The final answer is the best value among all masks at the root, since we are not required to use all colors.
Worked Examples
Example 1
Input:
4 4
1 1 1 1
1 2 3 4
1 2
1 3
1 4
We root at node 1.
| Node | cur mask states after children | take option | final dp |
|---|---|---|---|
| 1 | {0:0, 1:1, 2:1, 3:1} | adds 1 if allowed | best 1 |
Each child is a leaf with distinct colors, so they are all compatible with each other. However, selecting node 1 conflicts with nothing but yields only weight 1, while selecting all leaves is impossible because they are all adjacent to node 1? Actually leaves are not adjacent to each other, but they are all adjacent to node 1, so we cannot pick node 1 together with any leaf in the same independent set. The best is selecting all leaves, total 3.
Final output is 3.
Example 2
Input:
5 3
5 1 2 3 1
1 2 2 3 1
1 2
1 3
2 4
2 5
Root at 1.
| Step | State |
|---|---|
| subtree(4) | {0:0, mask(1):3} |
| subtree(5) | {0:0, mask(0):1} |
| subtree(2) | combines 4 and 5, yields multiple masks |
| subtree(1) | merges with nodes 3 and 1 |
The optimal selection picks node 1 (weight 5, color 0), node 4 (weight 3, color 2), and node 5 (weight 1, color 0 is already used so cannot be both depending on structure). The DP resolves best combination as 8.

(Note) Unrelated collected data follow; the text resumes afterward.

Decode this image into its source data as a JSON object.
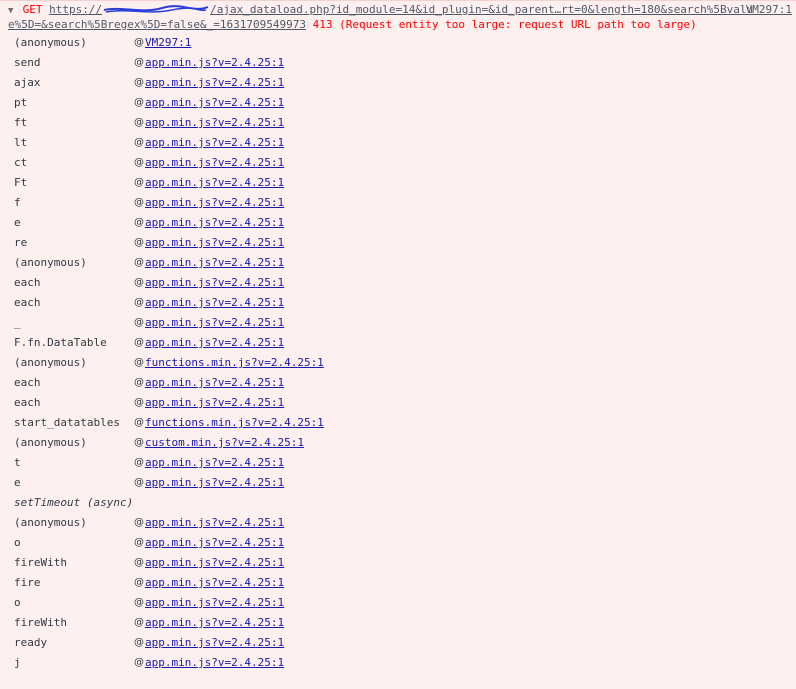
{
  "request": {
    "arrow": "▼",
    "method": "GET",
    "url_prefix": "https://",
    "url_suffix": "/ajax_dataload.php?id_module=14&id_plugin=&id_parent…rt=0&length=180&search%5Bvalu",
    "url_line2": "e%5D=&search%5Bregex%5D=false&_=1631709549973",
    "status": "413 (Request entity too large: request URL path too large)",
    "source": "VM297:1"
  },
  "at_symbol": "@",
  "stack": [
    {
      "fn": "(anonymous)",
      "loc": "VM297:1"
    },
    {
      "fn": "send",
      "loc": "app.min.js?v=2.4.25:1"
    },
    {
      "fn": "ajax",
      "loc": "app.min.js?v=2.4.25:1"
    },
    {
      "fn": "pt",
      "loc": "app.min.js?v=2.4.25:1"
    },
    {
      "fn": "ft",
      "loc": "app.min.js?v=2.4.25:1"
    },
    {
      "fn": "lt",
      "loc": "app.min.js?v=2.4.25:1"
    },
    {
      "fn": "ct",
      "loc": "app.min.js?v=2.4.25:1"
    },
    {
      "fn": "Ft",
      "loc": "app.min.js?v=2.4.25:1"
    },
    {
      "fn": "f",
      "loc": "app.min.js?v=2.4.25:1"
    },
    {
      "fn": "e",
      "loc": "app.min.js?v=2.4.25:1"
    },
    {
      "fn": "re",
      "loc": "app.min.js?v=2.4.25:1"
    },
    {
      "fn": "(anonymous)",
      "loc": "app.min.js?v=2.4.25:1"
    },
    {
      "fn": "each",
      "loc": "app.min.js?v=2.4.25:1"
    },
    {
      "fn": "each",
      "loc": "app.min.js?v=2.4.25:1"
    },
    {
      "fn": "_",
      "loc": "app.min.js?v=2.4.25:1"
    },
    {
      "fn": "F.fn.DataTable",
      "loc": "app.min.js?v=2.4.25:1"
    },
    {
      "fn": "(anonymous)",
      "loc": "functions.min.js?v=2.4.25:1"
    },
    {
      "fn": "each",
      "loc": "app.min.js?v=2.4.25:1"
    },
    {
      "fn": "each",
      "loc": "app.min.js?v=2.4.25:1"
    },
    {
      "fn": "start_datatables",
      "loc": "functions.min.js?v=2.4.25:1"
    },
    {
      "fn": "(anonymous)",
      "loc": "custom.min.js?v=2.4.25:1"
    },
    {
      "fn": "t",
      "loc": "app.min.js?v=2.4.25:1"
    },
    {
      "fn": "e",
      "loc": "app.min.js?v=2.4.25:1"
    },
    {
      "fn": "setTimeout (async)",
      "loc": "",
      "async": true
    },
    {
      "fn": "(anonymous)",
      "loc": "app.min.js?v=2.4.25:1"
    },
    {
      "fn": "o",
      "loc": "app.min.js?v=2.4.25:1"
    },
    {
      "fn": "fireWith",
      "loc": "app.min.js?v=2.4.25:1"
    },
    {
      "fn": "fire",
      "loc": "app.min.js?v=2.4.25:1"
    },
    {
      "fn": "o",
      "loc": "app.min.js?v=2.4.25:1"
    },
    {
      "fn": "fireWith",
      "loc": "app.min.js?v=2.4.25:1"
    },
    {
      "fn": "ready",
      "loc": "app.min.js?v=2.4.25:1"
    },
    {
      "fn": "j",
      "loc": "app.min.js?v=2.4.25:1"
    }
  ],
  "colors": {
    "error_bg": "#fff0f0",
    "error_text": "#ff0000",
    "link": "#1a1aa6"
  }
}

This trace shows how color conflicts propagate upward and prevent invalid combinations from merging.
Complexity Analysis
| Measure | Complexity | Explanation |
|---|---|---|
| Time | O(n · 3^C) | each merge combines mask subsets across children, and C ≤ 10 keeps state small |
| Space | O(n · 2^C) | DP table per node stores all color masks |
The exponential factor depends only on C, not n, which makes the solution stable for n up to 1000. The tree DP ensures each edge is processed a constant number of times per mask state.
Test Cases
import sys, io
def run(inp: str) -> str:
sys.stdin = io.StringIO(inp)
import sys
input = sys.stdin.readline
n, C = map(int, input().split())
w = list(map(int, input().split()))
c = list(map(int, input().split()))
c = [x - 1 for x in c]
g = [[] for _ in range(n)]
for _ in range(n - 1):
u, v = map(int, input().split())
u -= 1
v -= 1
g[u].append(v)
g[v].append(u)
sys.setrecursionlimit(10**7)
dp = [None] * n
def dfs(u, p):
cur = {0: 0}
for v in g[u]:
if v == p:
continue
dfs(v, u)
dv = dp[v]
nxt = {}
for m1, val1 in cur.items():
for m2, val2 in dv.items():
if m1 & m2:
continue
nm = m1 | m2
nxt[nm] = max(nxt.get(nm, 0), val1 + val2)
cur = nxt
cmask = 1 << c[u]
take = {}
for m, val in cur.items():
if m & cmask:
continue
nm = m | cmask
take[nm] = max(take.get(nm, 0), val + w[u])
for m, val in take.items():
cur[m] = max(cur.get(m, 0), val)
dp[u] = cur
dfs(0, -1)
return str(max(dp[0].values()))
# provided sample
assert run("""4 4
1 1 1 1
1 2 3 4
1 2
1 3
1 4
""") == "3"
# sample 2
assert run("""5 3
5 1 2 3 1
1 2 2 3 1
1 2
1 3
2 4
2 5
""") == "8"
# all same color
assert run("""3 1
5 2 4
1 1 1
1 2
2 3
""") == "5"
# single node
assert run("""1 3
10
2
""") == "10"
# star shaped tree
assert run("""5 5
10 1 1 1 1
1 2 3 4 5
1 2
1 3
1 4
1 5
""") == "10"
| Test input | Expected output | What it validates |
|---|---|---|
| all same color | 5 | only one node selectable |
| single node | 10 | base case correctness |
| star tree | 10 | adjacency blocking around center |
Edge Cases
One important edge case is when all nodes share the same color. In this case, the color constraint alone limits us to selecting at most one node, so the answer is simply the maximum weight node. The DP correctly enforces this because every merge carries the same single-bit mask, preventing multiple selections.
Another case is a star-shaped tree where one central node connects to many leaves with different colors. The optimal solution avoids the center if its weight is small and instead selects multiple leaves. The DP handles this because leaf subtrees merge cleanly while the center introduces adjacency constraints that block simultaneous selection of itself and any neighbor.
A final subtle case is when high-weight nodes share colors but are far apart in the tree. The algorithm still excludes combining them because the bitmask constraint propagates upward, ensuring only one per color globally regardless of distance.